Publicado em 01 d dezembro d 2014

Conversa sobre a literatura francesa

De Graciliano Ramos [1]

 Não necessitamos de outras palavras para os nossos leitores sobre Graciliano senão aquelas que andam na boca de todo mundo; é um dos maiores romancistas novos do Brasil. Grande cultura a serviço de bela inteligência — Aqui damos o seu “por que amo a França”, apanhado por um dos nossos redatores.

Dom Casmurro,[2] 1937

 

Graciliano Ramos preferiu responder verbalmente. Estávamos na Livraria José Olympio e o romancista de Angústia atendeu à nossa pergunta, apontando risonhamente para os livros espalhados num balcão, diante de nós:

— Eu amo a França por isso…

Resposta vaga e precisa, ao mesmo tempo, e a que o nosso companheiro antepôs o ardil das insinuações, diante das quais Graciliano Ramos, com o seu hábito de falar poupado, foi compelido a ir discreteando longamente sobre a sua grande fascinação intelectual pela gente gaulesa.

— Os franceses certamente influíram bastante em sua formação literária…

— Sim. De França evidentemente recebi as primeiras sugestões propriamente literárias. Por uma questão de programa e de uso, sempre que o brasileiro deixa o curso primário, o primeiro livro que lhe vem às mãos são Os Lusíadas. A mentalidade da criança experimenta dificuldades terríveis para surpreender o pensamento do clássico.[3] Cria-se então a ojeriza pela epopeia e também pela literatura portuguesa. Em geral, prolonga-se essa aversão pelo resto da vida. Em tal circunstância, só há um recurso: refugiar-se na literatura francesa. Comigo, foi assim. Li primeiramente a chamada literatura de cordel, é certo que não o fiz por uma questão de estética e de enlevo, mas por uma exigência da curiosidade do adolescente. A língua francesa, direta, facilita os autodidatas, que somos todos nós, intelectuais brasileiros. Em pouco, familiarizei-me principalmente com os romancistas. Balzac foi para mim um deslumbramento. Ainda hoje me detenho diante de sua obra com a certeza de que me encontro com o maior romancista do mundo.

— Quer dizer que pensa como aquele homem exótico que Anatole France encontrou a revolver velhos livros num alfarrabista de Paris, e que dizia, gravemente, indicando as prateleiras: Balzac é um mundo…

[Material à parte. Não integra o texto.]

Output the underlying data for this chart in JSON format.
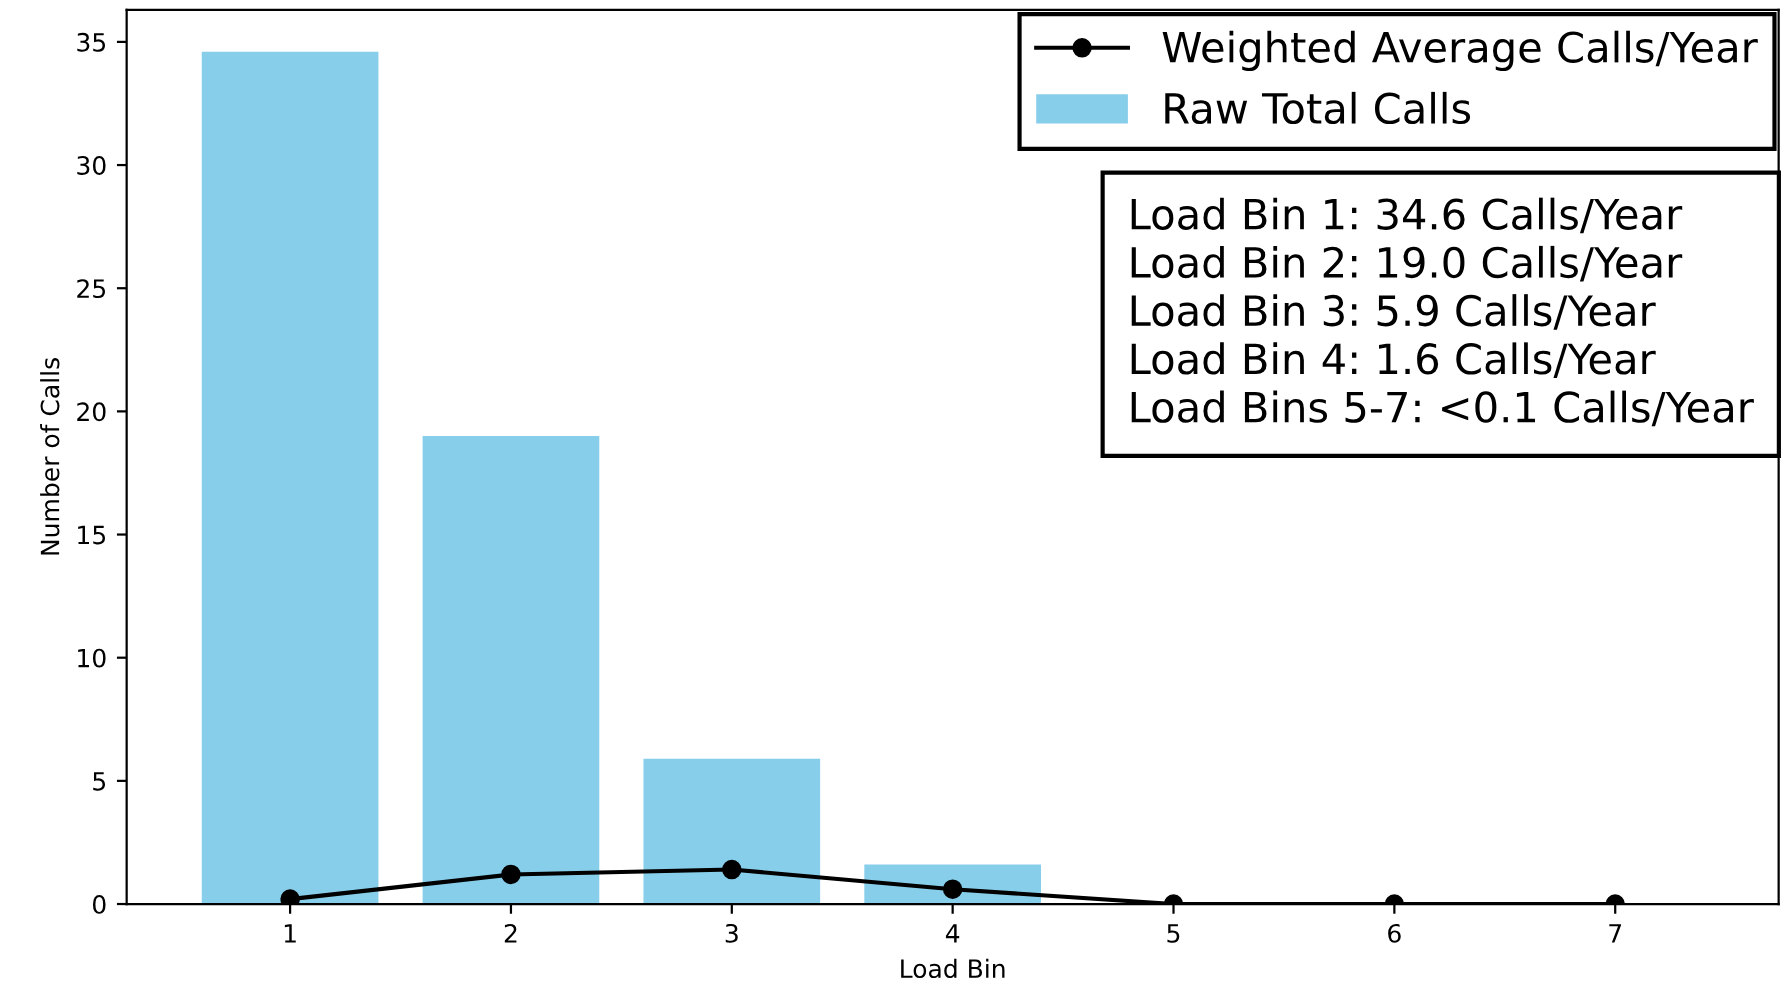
{
  "chart_data": {
    "type": "bar",
    "categories": [
      "1",
      "2",
      "3",
      "4",
      "5",
      "6",
      "7"
    ],
    "xlabel": "Load Bin",
    "ylabel": "Number of Calls",
    "series": [
      {
        "name": "Raw Total Calls",
        "color": "#87ceeb",
        "values": [
          34.6,
          19.0,
          5.9,
          1.6,
          0,
          0,
          0
        ]
      },
      {
        "name": "Weighted Average Calls/Year",
        "type": "line",
        "color": "#000000",
        "values": [
          0.2,
          1.2,
          1.4,
          0.6,
          0.0,
          0.0,
          0.0
        ]
      }
    ],
    "ylim": [
      0,
      36.3
    ],
    "yticks": [
      0,
      5,
      10,
      15,
      20,
      25,
      30,
      35
    ],
    "marker": "circle",
    "legend": "top right",
    "grid": false,
    "annotations": [
      "Load Bin 1: 34.6 Calls/Year\nLoad Bin 2: 19.0 Calls/Year\nLoad Bin 3: 5.9 Calls/Year\nLoad Bin 4: 1.6 Calls/Year\nLoad Bins 5-7: <0.1 Calls/Year"
    ]
  }
}
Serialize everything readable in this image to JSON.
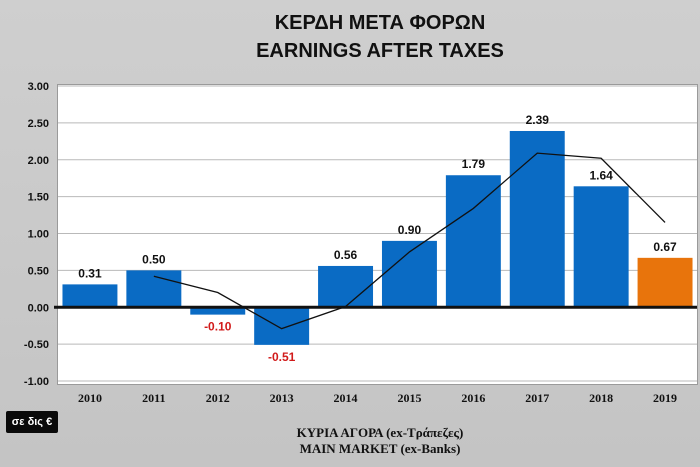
{
  "chart_data": {
    "type": "bar",
    "title": "ΚΕΡΔΗ ΜΕΤΑ ΦΟΡΩΝ",
    "subtitle": "EARNINGS AFTER TAXES",
    "categories": [
      "2010",
      "2011",
      "2012",
      "2013",
      "2014",
      "2015",
      "2016",
      "2017",
      "2018",
      "2019"
    ],
    "values": [
      0.31,
      0.5,
      -0.1,
      -0.51,
      0.56,
      0.9,
      1.79,
      2.39,
      1.64,
      0.67
    ],
    "value_labels": [
      "0.31",
      "0.50",
      "-0.10",
      "-0.51",
      "0.56",
      "0.90",
      "1.79",
      "2.39",
      "1.64",
      "0.67"
    ],
    "highlight_index": 9,
    "trendline": [
      null,
      0.42,
      0.2,
      -0.29,
      0.01,
      0.75,
      1.34,
      2.09,
      2.02,
      1.15
    ],
    "yticks": [
      3.0,
      2.5,
      2.0,
      1.5,
      1.0,
      0.5,
      0.0,
      -0.5,
      -1.0
    ],
    "ytick_labels": [
      "3.00",
      "2.50",
      "2.00",
      "1.50",
      "1.00",
      "0.50",
      "0.00",
      "-0.50",
      "-1.00"
    ],
    "ylim": [
      -1.0,
      3.0
    ],
    "unit_label": "σε δις €",
    "xlabel_line1": "ΚΥΡΙΑ ΑΓΟΡΑ (ex-Τράπεζες)",
    "xlabel_line2": "MAIN MARKET (ex-Banks)",
    "grid": true,
    "colors": {
      "bar": "#0a6bc4",
      "bar_highlight": "#e8740c",
      "negative_label": "#d11a1a",
      "positive_label": "#111111",
      "trend": "#111111",
      "grid": "#b9b9b9"
    }
  }
}
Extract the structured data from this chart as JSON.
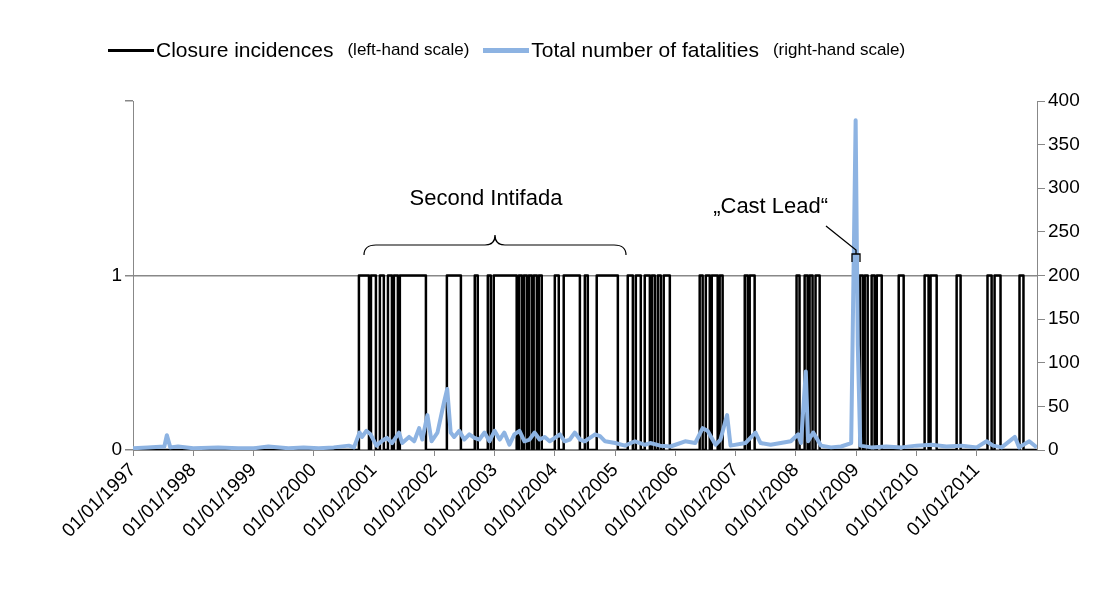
{
  "chart_data": {
    "type": "line",
    "legend": "top",
    "grid": "y",
    "xlim": [
      "1997-01-01",
      "2012-01-01"
    ],
    "xticks": [
      {
        "value": "1997-01-01",
        "label": "01/01/1997"
      },
      {
        "value": "1998-01-01",
        "label": "01/01/1998"
      },
      {
        "value": "1999-01-01",
        "label": "01/01/1999"
      },
      {
        "value": "2000-01-01",
        "label": "01/01/2000"
      },
      {
        "value": "2001-01-01",
        "label": "01/01/2001"
      },
      {
        "value": "2002-01-01",
        "label": "01/01/2002"
      },
      {
        "value": "2003-01-01",
        "label": "01/01/2003"
      },
      {
        "value": "2004-01-01",
        "label": "01/01/2004"
      },
      {
        "value": "2005-01-01",
        "label": "01/01/2005"
      },
      {
        "value": "2006-01-01",
        "label": "01/01/2006"
      },
      {
        "value": "2007-01-01",
        "label": "01/01/2007"
      },
      {
        "value": "2008-01-01",
        "label": "01/01/2008"
      },
      {
        "value": "2009-01-01",
        "label": "01/01/2009"
      },
      {
        "value": "2010-01-01",
        "label": "01/01/2010"
      },
      {
        "value": "2011-01-01",
        "label": "01/01/2011"
      }
    ],
    "ylim": [
      0,
      2
    ],
    "yticks": [
      0,
      1,
      {
        "value": 2,
        "label": null
      }
    ],
    "y2lim": [
      0,
      400
    ],
    "y2ticks": [
      0,
      50,
      100,
      150,
      200,
      250,
      300,
      350,
      400
    ],
    "series": [
      {
        "name": "Closure incidences",
        "type": "step",
        "color": "#000000",
        "x": [
          "1997-01-01",
          "2000-10-01",
          "2000-12-01",
          "2000-12-13",
          "2001-01-12",
          "2001-02-05",
          "2001-03-01",
          "2001-03-26",
          "2001-04-19",
          "2001-05-01",
          "2001-05-25",
          "2001-06-06",
          "2001-11-11",
          "2002-03-18",
          "2002-06-11",
          "2002-09-03",
          "2002-09-21",
          "2002-11-21",
          "2002-12-09",
          "2002-12-27",
          "2003-05-15",
          "2003-05-28",
          "2003-06-15",
          "2003-06-27",
          "2003-07-15",
          "2003-07-27",
          "2003-08-14",
          "2003-08-26",
          "2003-09-14",
          "2003-09-26",
          "2003-10-14",
          "2004-01-01",
          "2004-01-25",
          "2004-02-24",
          "2004-06-01",
          "2004-07-01",
          "2004-07-19",
          "2004-09-11",
          "2005-01-17",
          "2005-03-18",
          "2005-04-18",
          "2005-05-06",
          "2005-06-05",
          "2005-06-29",
          "2005-07-30",
          "2005-08-11",
          "2005-08-29",
          "2005-09-16",
          "2005-10-04",
          "2005-10-22",
          "2005-11-28",
          "2006-05-28",
          "2006-06-15",
          "2006-07-04",
          "2006-07-28",
          "2006-08-09",
          "2006-09-14",
          "2006-09-26",
          "2006-10-14",
          "2007-02-25",
          "2007-03-15",
          "2007-03-27",
          "2007-04-26",
          "2008-01-05",
          "2008-01-23",
          "2008-02-23",
          "2008-03-12",
          "2008-03-24",
          "2008-04-11",
          "2008-04-29",
          "2008-05-24",
          "2009-01-22",
          "2009-02-09",
          "2009-02-21",
          "2009-03-11",
          "2009-04-04",
          "2009-04-22",
          "2009-05-05",
          "2009-06-04",
          "2009-09-15",
          "2009-10-15",
          "2010-02-19",
          "2010-03-15",
          "2010-03-27",
          "2010-05-03",
          "2010-09-01",
          "2010-09-25",
          "2011-03-07",
          "2011-04-01",
          "2011-04-19",
          "2011-05-25",
          "2011-09-17",
          "2011-10-11",
          "2011-12-31"
        ],
        "values": [
          0,
          1,
          0,
          1,
          0,
          1,
          0,
          1,
          0,
          1,
          0,
          1,
          0,
          1,
          0,
          1,
          0,
          1,
          0,
          1,
          0,
          1,
          0,
          1,
          0,
          1,
          0,
          1,
          0,
          1,
          0,
          1,
          0,
          1,
          0,
          1,
          0,
          1,
          0,
          1,
          0,
          1,
          0,
          1,
          0,
          1,
          0,
          1,
          0,
          1,
          0,
          1,
          0,
          1,
          0,
          1,
          0,
          1,
          0,
          1,
          0,
          1,
          0,
          1,
          0,
          1,
          0,
          1,
          0,
          1,
          0,
          1,
          0,
          1,
          0,
          1,
          0,
          1,
          0,
          1,
          0,
          1,
          0,
          1,
          0,
          1,
          0,
          1,
          0,
          1,
          0,
          1,
          0,
          0
        ]
      },
      {
        "name": "Total number of fatalities",
        "type": "line",
        "axis": "y2",
        "color": "#8db3e2",
        "x": [
          "1997-01-01",
          "1997-04-01",
          "1997-07-10",
          "1997-07-25",
          "1997-08-15",
          "1997-10-01",
          "1998-01-01",
          "1998-06-01",
          "1998-10-01",
          "1999-01-01",
          "1999-04-01",
          "1999-08-01",
          "1999-11-01",
          "2000-02-01",
          "2000-05-01",
          "2000-08-01",
          "2000-09-01",
          "2000-10-05",
          "2000-10-20",
          "2000-11-15",
          "2000-12-10",
          "2001-01-15",
          "2001-02-15",
          "2001-03-20",
          "2001-04-20",
          "2001-06-01",
          "2001-06-20",
          "2001-08-01",
          "2001-09-01",
          "2001-10-01",
          "2001-10-20",
          "2001-11-20",
          "2001-12-15",
          "2002-01-20",
          "2002-03-01",
          "2002-03-20",
          "2002-04-10",
          "2002-05-01",
          "2002-06-01",
          "2002-07-01",
          "2002-08-01",
          "2002-09-01",
          "2002-10-01",
          "2002-11-01",
          "2002-12-01",
          "2003-01-01",
          "2003-02-01",
          "2003-03-01",
          "2003-04-01",
          "2003-05-01",
          "2003-06-01",
          "2003-07-01",
          "2003-08-01",
          "2003-09-01",
          "2003-10-01",
          "2003-11-01",
          "2003-12-01",
          "2004-01-01",
          "2004-02-01",
          "2004-03-01",
          "2004-04-01",
          "2004-05-01",
          "2004-06-01",
          "2004-07-01",
          "2004-08-01",
          "2004-09-01",
          "2004-10-01",
          "2004-11-01",
          "2005-01-01",
          "2005-03-01",
          "2005-05-01",
          "2005-07-01",
          "2005-08-01",
          "2005-10-01",
          "2005-12-01",
          "2006-01-01",
          "2006-03-01",
          "2006-05-01",
          "2006-06-15",
          "2006-07-15",
          "2006-09-01",
          "2006-10-01",
          "2006-11-10",
          "2006-12-01",
          "2007-03-01",
          "2007-05-01",
          "2007-06-01",
          "2007-08-01",
          "2007-10-01",
          "2007-12-01",
          "2008-01-15",
          "2008-02-01",
          "2008-03-01",
          "2008-03-15",
          "2008-04-15",
          "2008-06-01",
          "2008-08-01",
          "2008-10-01",
          "2008-12-01",
          "2008-12-28",
          "2009-01-10",
          "2009-01-25",
          "2009-04-01",
          "2009-07-01",
          "2009-10-01",
          "2010-01-01",
          "2010-04-01",
          "2010-07-01",
          "2010-10-01",
          "2011-01-01",
          "2011-03-01",
          "2011-04-10",
          "2011-06-01",
          "2011-08-20",
          "2011-09-15",
          "2011-11-15",
          "2011-12-31"
        ],
        "values": [
          2,
          3,
          4,
          17,
          3,
          4,
          2,
          3,
          2,
          2,
          4,
          2,
          3,
          2,
          3,
          5,
          3,
          20,
          15,
          22,
          18,
          5,
          10,
          14,
          8,
          20,
          8,
          15,
          10,
          25,
          12,
          40,
          10,
          20,
          55,
          70,
          20,
          15,
          22,
          12,
          18,
          14,
          12,
          20,
          10,
          22,
          12,
          20,
          6,
          18,
          22,
          10,
          12,
          20,
          12,
          15,
          10,
          14,
          18,
          10,
          12,
          20,
          12,
          10,
          14,
          18,
          16,
          10,
          8,
          5,
          10,
          6,
          8,
          5,
          4,
          6,
          10,
          8,
          25,
          22,
          6,
          12,
          40,
          5,
          8,
          20,
          8,
          6,
          8,
          10,
          18,
          8,
          90,
          10,
          20,
          5,
          3,
          4,
          8,
          378,
          120,
          5,
          3,
          4,
          3,
          5,
          6,
          4,
          5,
          3,
          10,
          5,
          3,
          15,
          3,
          10,
          3
        ]
      }
    ],
    "annotations": [
      "(left-hand scale)",
      "(right-hand scale)",
      "Second Intifada",
      {
        "text": "„Cast Lead“",
        "x": "2008-12-28",
        "y": 1.13
      }
    ]
  }
}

— Evidentemente. Depois, Zola impressionou-me também, mas não conseguiu desviar a fascinação pela obra balzaquiana. Julgo ter sido verdadeiramente diabólica a mentalidade do autor das Ilusões perdidas. A propósito, acho que é este o seu melhor livro. Que surpresa de técnica! Ali há de tudo, desde a base econômica, admiravelmente definida e levantada, e sobre a qual o resto do livro cai, para consistência eterna. O resto do livro caminha impulsionado por aquela rajada até à surpresa daqueles pensamentos filosóficos que Balzac coloca na boca de um cura. Por isso, bastava apenas Balzac para que eu amasse intensamente a França. O escritor português que me deixou maior influência foi, em parte, francês: Eça de Queirós. O seu ritmo, a sua construção, o seu riso — tudo teve o seu berço sob o solo de Paris, muito embora ele construísse os seus volumes num hotel de Londres ou mesmo na ambiência sossegada de Leiria. A minha fascinação e o meu entusiasmo pela literatura francesa determinaram em mim quase um desconhecimento total do que se escreveu no Brasil. Basta lhe dizer que somente há uns dois ou três anos vim conhecer Machado de Assis.[4]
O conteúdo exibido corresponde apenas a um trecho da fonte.